…and the top 20% of the country earn 15 times more than the bottom 20%, before tax and benefits, and about four times after that readjustment.
The complaint being that that’s not enough tax and redistribution.
And ain’t this great?
There were also critics – dismissed by Wilkinson and Pickett as “ideological” – who questioned either the validity of their statistics or the conclusions they drew from them. What struck me, reading the book, was that if the homicide rate was a major sign of inequality then it was noticeable that since 1980, the year that inequality really started to grow in the US after 50 years of flatlining, murders also began to fall. There is now a lower murder rate in America than there was in 1950. What accounted for that apparent anomaly?

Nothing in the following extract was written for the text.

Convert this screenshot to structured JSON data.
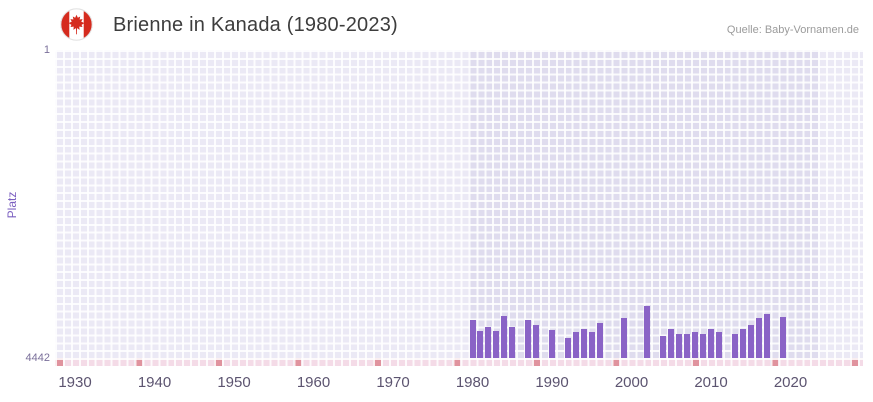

“It means there must be other things involved,” says Wilkinson confidently. “But we can say that if those same changes, whatever they are, had happened without the increase in inequality, homicides would have fallen even more.”
That’s religion. We didn’t sacrifice the virgin, the Moon was still disgorged by the Eclipse Dragon, but God decided to do it that way to test your faith.
In any case, he maintains that it’s the general consistency of the data showing the relationship between inequality and mental health, rather than the anomalies, that is most notable.
Snigger. Facts that disprove my theory are just anomalies of no import. That’s not science, is it?
Yet leaving aside whether it’s desirable, there is no such thing as complete equality, and attempts to bring it about have inevitably led to the worst kinds of repression. Still, that’s not an argument for unconstrained inequality. Where, though, to start on narrowing the distance between rich and poor? If they could impose one piece of legislation tomorrow what would it be?
“I would want companies to have to put some of their profits each year into an employee-controlled trust which would then have voting rights on the board,” says Wilkinson.
“I’d go for a Finland-style educational system, completely comprehensive,” says Pickett.
Sigh. Before tax and benefits inequality is higher in Finland than it is in the UK. Comprehensive schooling doesn’t do it therefore.